We recently drove up to the Hunter Valley, a fairly renown wine growing region less than an hour’s drive away. That’s a great thing to have :-) Countless little wine estates and cellar doors to try wine at a decent enough prices. Good fun!
The tour also took us by this little lookout that offered some lovely views over the valley. Unfortunately, it was a semi-overcast day, and the first version of this shot pretty much just had a grey blob of sky at the top. The small little bits of blue sky didn’t come out at all. Thankfully I packed my polarising filter, which was the first thing I tried out. And wunderbar, it did indeed darken down the blue bits somewhat so they they could actually be identified as such.

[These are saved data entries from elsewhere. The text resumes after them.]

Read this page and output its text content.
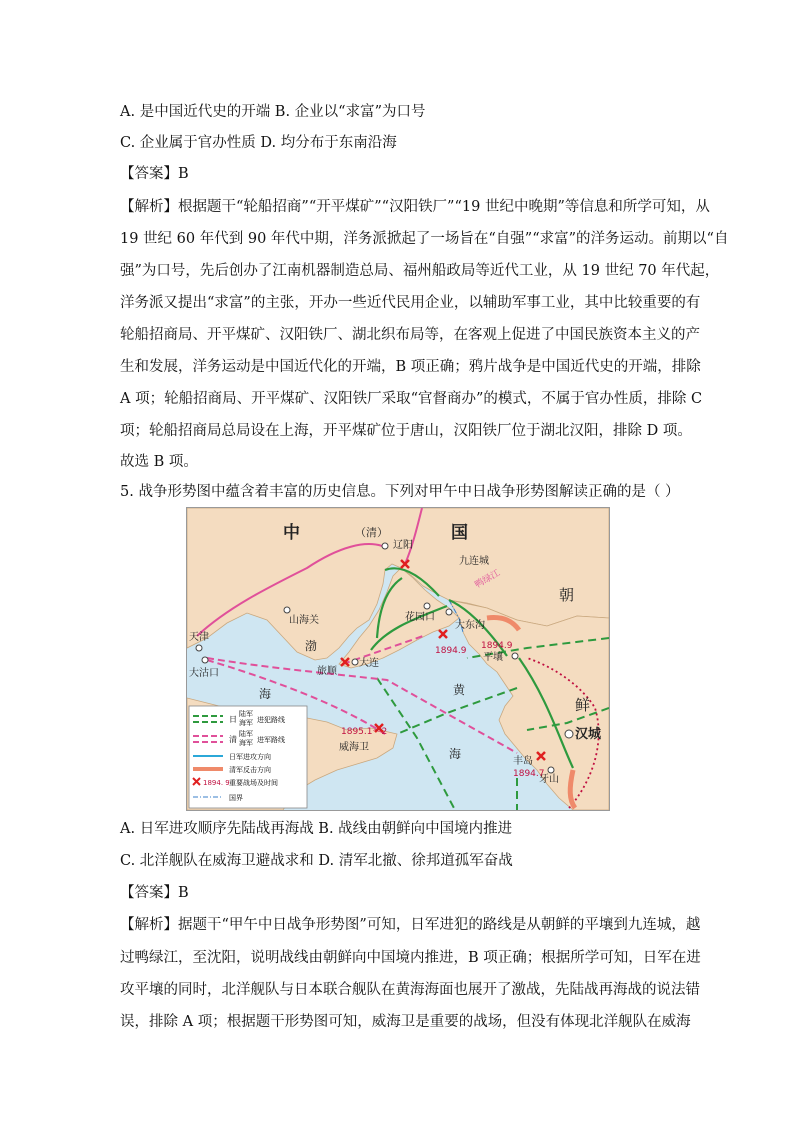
A. 是中国近代史的开端 B. 企业以“求富”为口号
C. 企业属于官办性质 D. 均分布于东南沿海
【答案】B
【解析】根据题干“轮船招商”“开平煤矿”“汉阳铁厂”“19 世纪中晚期”等信息和所学可知，从
19 世纪 60 年代到 90 年代中期，洋务派掀起了一场旨在“自强”“求富”的洋务运动。前期以“自
强”为口号，先后创办了江南机器制造总局、福州船政局等近代工业，从 19 世纪 70 年代起，
洋务派又提出“求富”的主张，开办一些近代民用企业，以辅助军事工业，其中比较重要的有
轮船招商局、开平煤矿、汉阳铁厂、湖北织布局等，在客观上促进了中国民族资本主义的产
生和发展，洋务运动是中国近代化的开端，B 项正确；鸦片战争是中国近代史的开端，排除
A 项；轮船招商局、开平煤矿、汉阳铁厂采取“官督商办”的模式，不属于官办性质，排除 C
项；轮船招商局总局设在上海，开平煤矿位于唐山，汉阳铁厂位于湖北汉阳，排除 D 项。
故选 B 项。
5. 战争形势图中蕴含着丰富的历史信息。下列对甲午中日战争形势图解读正确的是（ ）
中	（清）	国
朝
鲜
辽阳
九连城
山海关	花园口
大东沟
天津
大沽口	旅顺
大连
威海卫
平壤
汉城
丰岛
牙山
渤
海	黄
海
鸭绿江
1894.9 1894.9
1895.1～2
1894.7
日
陆军
海军 进犯路线
清
陆军
海军 进军路线
日军进攻方向
清军反击方向
1894. 9 重要战场及时间
国界
A. 日军进攻顺序先陆战再海战 B. 战线由朝鲜向中国境内推进
C. 北洋舰队在威海卫避战求和 D. 清军北撤、徐邦道孤军奋战
【答案】B
【解析】据题干“甲午中日战争形势图”可知，日军进犯的路线是从朝鲜的平壤到九连城，越
过鸭绿江，至沈阳，说明战线由朝鲜向中国境内推进，B 项正确；根据所学可知，日军在进
攻平壤的同时，北洋舰队与日本联合舰队在黄海海面也展开了激战，先陆战再海战的说法错
误，排除 A 项；根据题干形势图可知，威海卫是重要的战场，但没有体现北洋舰队在威海
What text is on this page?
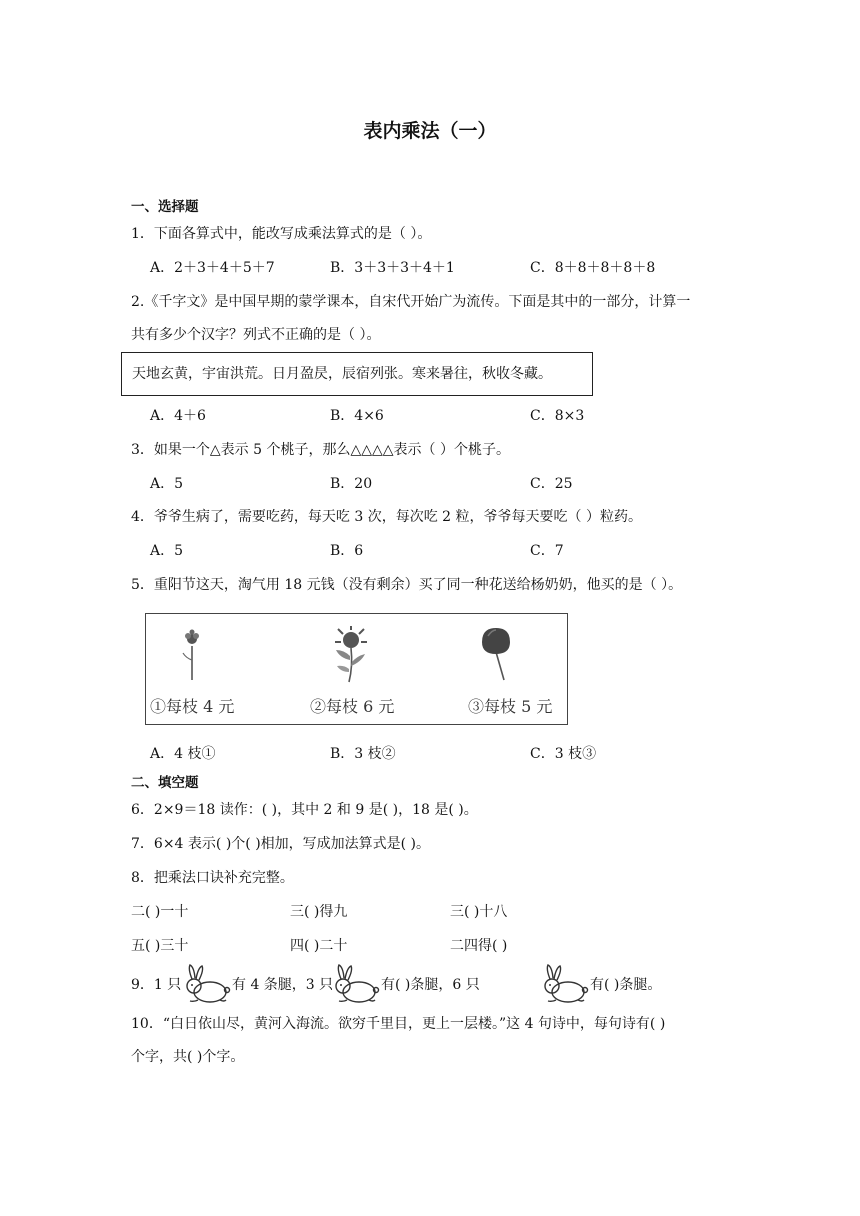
表内乘法（一）
一、选择题
1．下面各算式中，能改写成乘法算式的是（ ）。
A．2＋3＋4＋5＋7	B．3＋3＋3＋4＋1	C．8＋8＋8＋8＋8
2.《千字文》是中国早期的蒙学课本，自宋代开始广为流传。下面是其中的一部分，计算一
共有多少个汉字？列式不正确的是（ ）。
天地玄黄，宇宙洪荒。日月盈昃，辰宿列张。寒来暑往，秋收冬藏。
A．4＋6	B．4×6	C．8×3
3．如果一个△表示 5 个桃子，那么△△△△表示（ ）个桃子。
A．5	B．20	C．25
4．爷爷生病了，需要吃药，每天吃 3 次，每次吃 2 粒，爷爷每天要吃（ ）粒药。
A．5	B．6	C．7
5．重阳节这天，淘气用 18 元钱（没有剩余）买了同一种花送给杨奶奶，他买的是（ ）。
①每枝 4 元	②每枝 6 元	③每枝 5 元
A．4 枝①	B．3 枝②	C．3 枝③
二、填空题
6．2×9＝18 读作：( )，其中 2 和 9 是( )，18 是( )。
7．6×4 表示( )个( )相加，写成加法算式是( )。
8．把乘法口诀补充完整。
二( )一十	三( )得九	三( )十八
五( )三十	四( )二十	二四得( )
9．1 只	有 4 条腿，3 只	有( )条腿，6 只	有( )条腿。
10．“白日依山尽，黄河入海流。欲穷千里目，更上一层楼。”这 4 句诗中，每句诗有( )
个字，共( )个字。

But there still was a fairly large difference in brightness between sky and ground. So I put on the second filter I own (and that’s the only two I have): a graduated neutral density filter. It’s designed to be used with the Cokin filter system, but I pretty much only used it free-hand (so just hold the square filter by hand rather than with the filter holder). Much faster that way, and pretty much same result, if you manage to coordinate holding the camera, adjusting the filter and operating the shutter at the same time ;-)
What that filter did was bring down the brightness of the sky a fair bit, but leave the ground untouched. As the name suggests, it’s a filter which is neutral density on one side (so just makes things darker), and clear on the other, with the smooth transition (graduation) in-between so you don’t notice it that much (it’s the first filter in this list). A very handy tool to have in your photo bag!
Sprinkle a ton of “Clarity” during raw development on top and and that’s how I got these fairly dramatic skies from the fairly bland looking light grey blob the sky was at the time.